In Europe, the cost advantage for solar and wind is currently so huge that even if natural gas prices tumble to just one-third of recent levels and the cost of renewable equipment goes up by the forecast 25%, wind and solar will still make the cheapest electricity. In other words, even if Europeans didn’t care about climate change, they would still want to get off natural gas and coal and onto solar and wind just to save money.
Utility-scale solar and onshore wind are also cheaper than natural gas- and coal-fired electricity in the US, although not by such a huge margin. In China and India, even electricity from efficient new power plants burning relatively cheap domestic coal is costlier than solar and wind power. (Disclosure: EI was my previous employer, and I still write for them on occasion).
EV sales are running ahead of projections, too, creating a threat to future oil demand akin to the threat renewables pose to coal and natural gas.
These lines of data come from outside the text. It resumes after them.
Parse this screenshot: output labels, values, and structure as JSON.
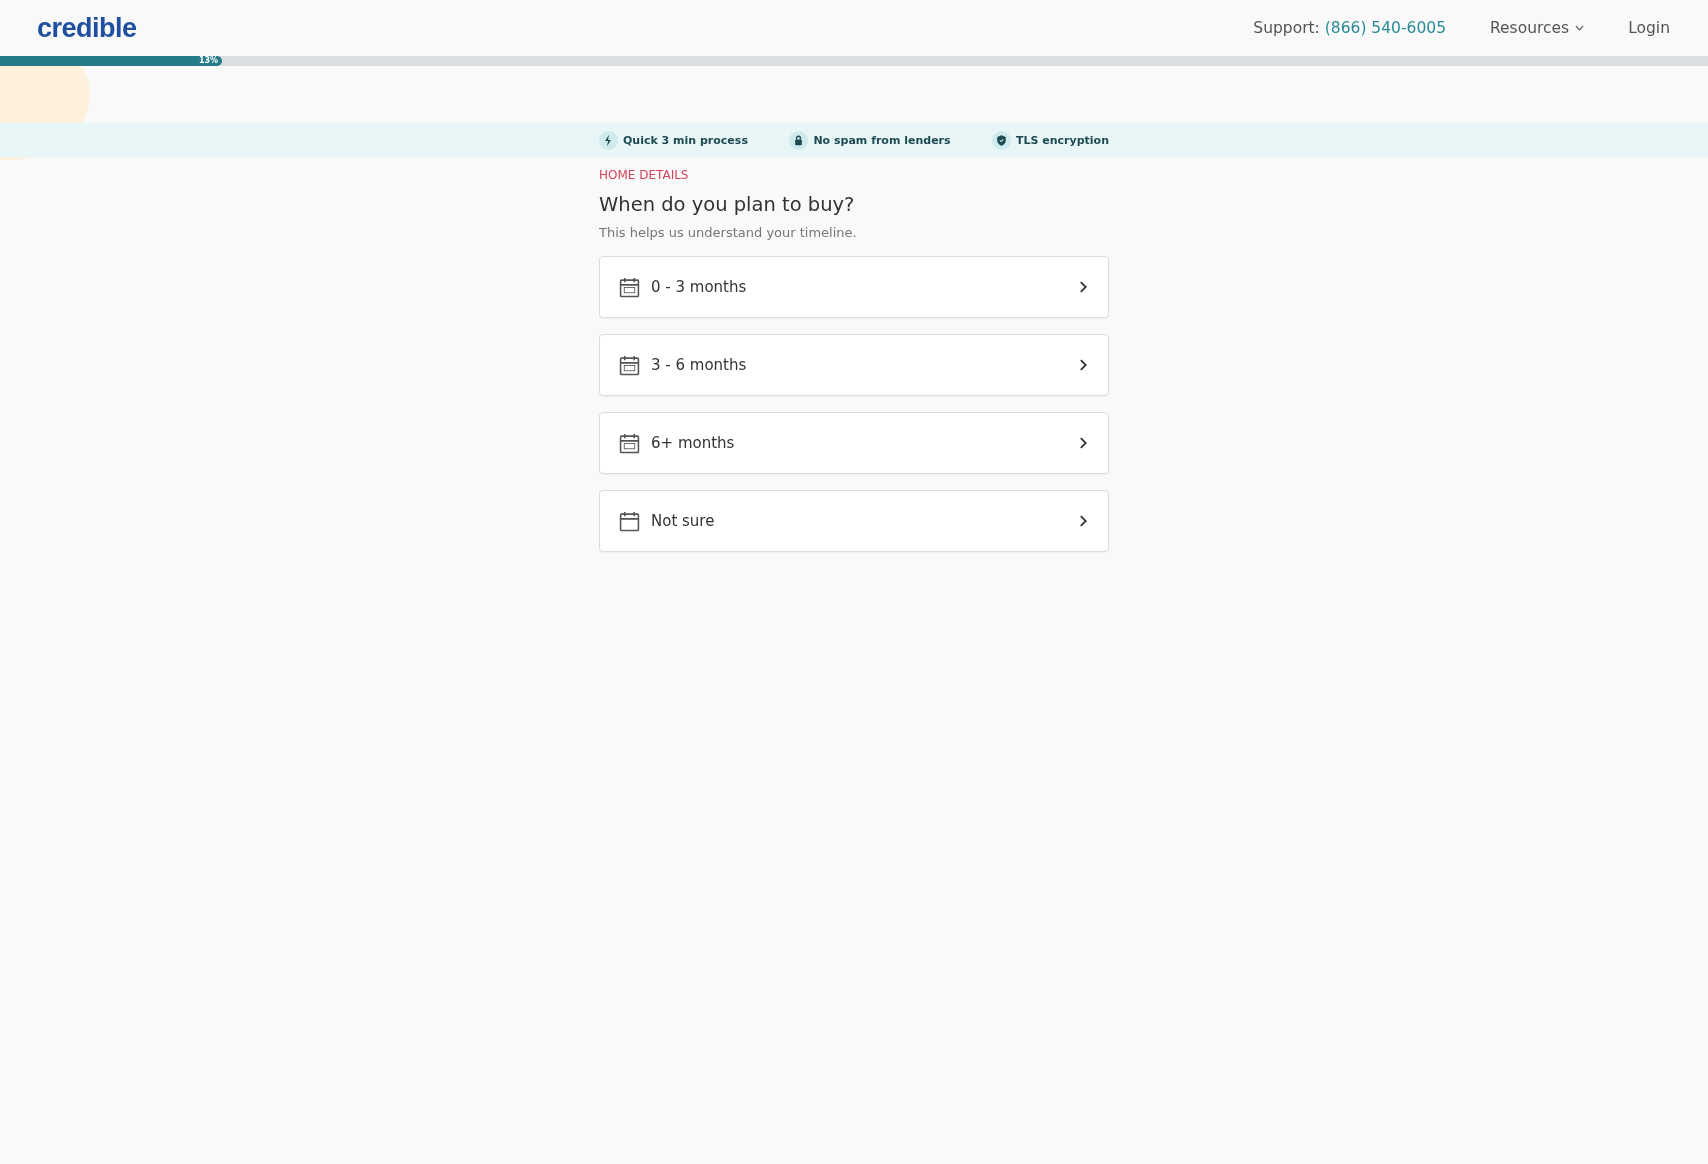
{
  "header": {
    "logo": "credible",
    "support_label": "Support:",
    "support_phone": "(866) 540-6005",
    "resources": "Resources",
    "login": "Login"
  },
  "progress": {
    "level": 0.13,
    "label": "13%"
  },
  "trust_items": [
    {
      "kind": "bolt",
      "text": "Quick 3 min process"
    },
    {
      "kind": "lock",
      "text": "No spam from lenders"
    },
    {
      "kind": "shield",
      "text": "TLS encryption"
    }
  ],
  "section_label": "HOME DETAILS",
  "question": "When do you plan to buy?",
  "hint": "This helps us understand your timeline.",
  "options": [
    {
      "kind": "dated",
      "label": "0 - 3 months"
    },
    {
      "kind": "dated",
      "label": "3 - 6 months"
    },
    {
      "kind": "dated",
      "label": "6+ months"
    },
    {
      "kind": "blank",
      "label": "Not sure"
    }
  ]
}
Bloomberg expects the number of EVs on the world’s roads to hit 20 million this summer and 26 million by year’s end. That’s only around 2% of all vehicles in use, but with EV sales up by over 100% last year and nearly 200% on 2019, according to , the impact on gasoline’s growth outlook could get very big very quickly.
The UN’s International Panel on Climate Change (IPCC) says greenhouse gas emissions must peak by 2025 in order to have any hope of limiting the rise in global average temperature to 1.5° C. A major recession could make that possible. Meeting the IPCC’s other requirement of halving GHG emissions by 2030 will require that GDP not bounce back — that we learn to live without growth. But that’s a topic for another day.